Ce n’est pas la première fois que nous nous rencontrons. Nous avons déjà eu d’autres occasions, sous une forme plus privée, de nous entretenir ensemble et d’échanger les pensées et les espoirs qui habitaient nos cœurs. Parmi ces rencontres, je ne peux pas ne pas me rappeler les visites que vous avez voulu me faire, monsieur le Président, il y a juste trois ans ce mois-ci, en venant me voir sur mon lit d’hôpital avec une inquiétude fraternelle pour ma vie en danger.

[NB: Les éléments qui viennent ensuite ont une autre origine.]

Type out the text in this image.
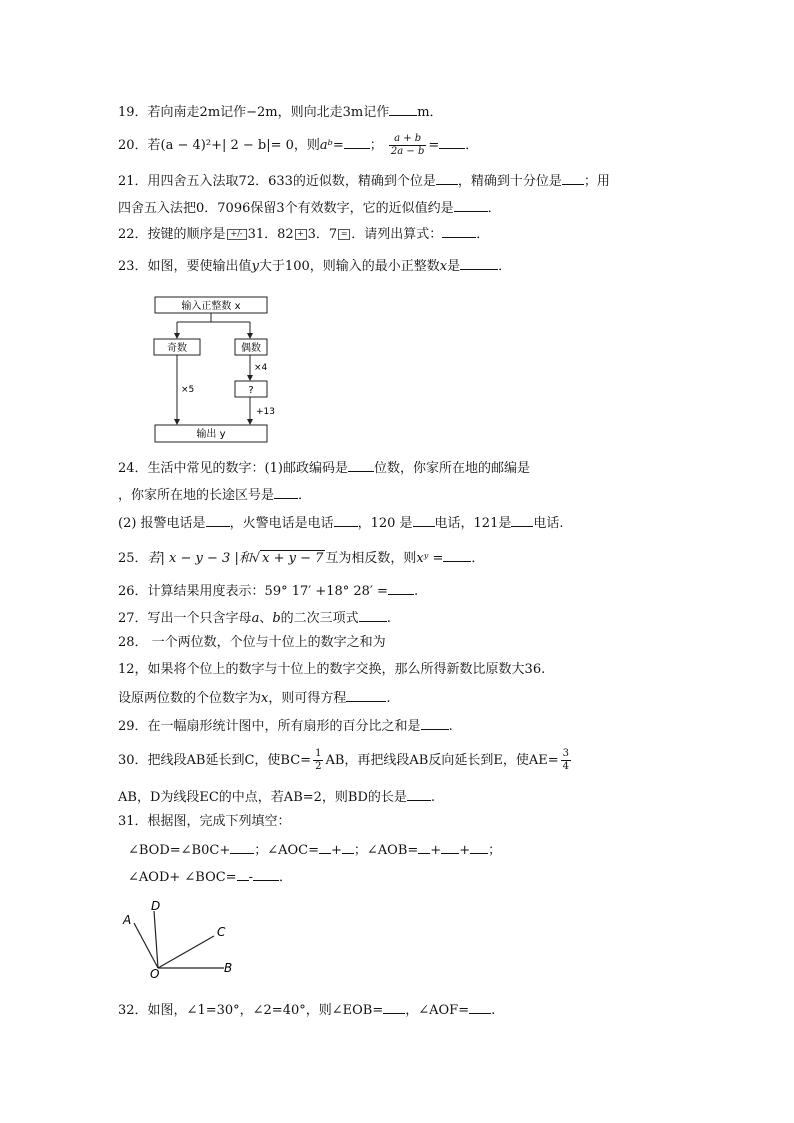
19．若向南走2m记作−2m，则向北走3m记作 m．
20．若(a − 4)²+| 2 − b|= 0，则aᵇ= ； $\frac{a + b}{2a - b}$ = ．
21．用四舍五入法取72．633的近似数，精确到个位是 ，精确到十分位是 ；用
四舍五入法把0．7096保留3个有效数字，它的近似值约是	．
22．按键的顺序是 +/- 31．82 + 3．7 = ．请列出算式：	．
23．如图，要使输出值y大于100，则输入的最小正整数x是	．
输入正整数 x
奇数	偶数
×4
?
+13
×5
输出 y
24．生活中常见的数字：(1)邮政编码是 位数，你家所在地的邮编是
，你家所在地的长途区号是 ．
(2) 报警电话是 ，火警电话是电话 ，120 是 电话，121是 电话.
25．若| x − y − 3 |和√ x + y − 7 互为相反数，则xʸ = ．
26．计算结果用度表示：59° 17′ +18° 28′ = .
27．写出一个只含字母a、b的二次三项式 .
28． 一个两位数，个位与十位上的数字之和为
12，如果将个位上的数字与十位上的数字交换，那么所得新数比原数大36.
设原两位数的个位数字为x，则可得方程	.
29．在一幅扇形统计图中，所有扇形的百分比之和是 .
30．把线段AB延长到C，使$BC= \frac{1}{2}$ AB，再把线段AB反向延长到E，使$AE= \frac{3}{4}$
AB，D为线段EC的中点，若AB=2，则BD的长是 .
31．根据图，完成下列填空：
∠BOD=∠B0C+ ；∠AOC= + ；∠AOB= + + ；
∠AOD+ ∠BOC= - ．
A
D
C
B
O
32．如图，∠1=30°，∠2=40°，则∠EOB= ，∠AOF= .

J’adresse aussi mes salutations au président du Conseil des ministres, l’honorable Bettino Craxi, au ministre des Affaires étrangères, l’honorable Giulio Andreotti, et aux illustres personnalités qui vous accompagnent.
2. Qu’on permette aussi à ce Pape «venu de loin» d’exprimer, au-delà des hommages sincères et mérites les sentiments particuliers qui l’animent en recevant officiellement le plus haut représentant de ce pays qui, parmi tous les autres, de par sa situation territoriale et par la communauté de vie et d’histoire, est le plus proche du Siège de Pierre. Car depuis que le pêcheur de Galilée est arrivé au cœur de l’Empire romain l’Italie a été unie par des liens spéciaux et elle l’est aujourd’hui tout autant que par le passé, à l’Église catholique et à ce Siège apostolique par toute une série de raisons historiques, géographiques et culturelles.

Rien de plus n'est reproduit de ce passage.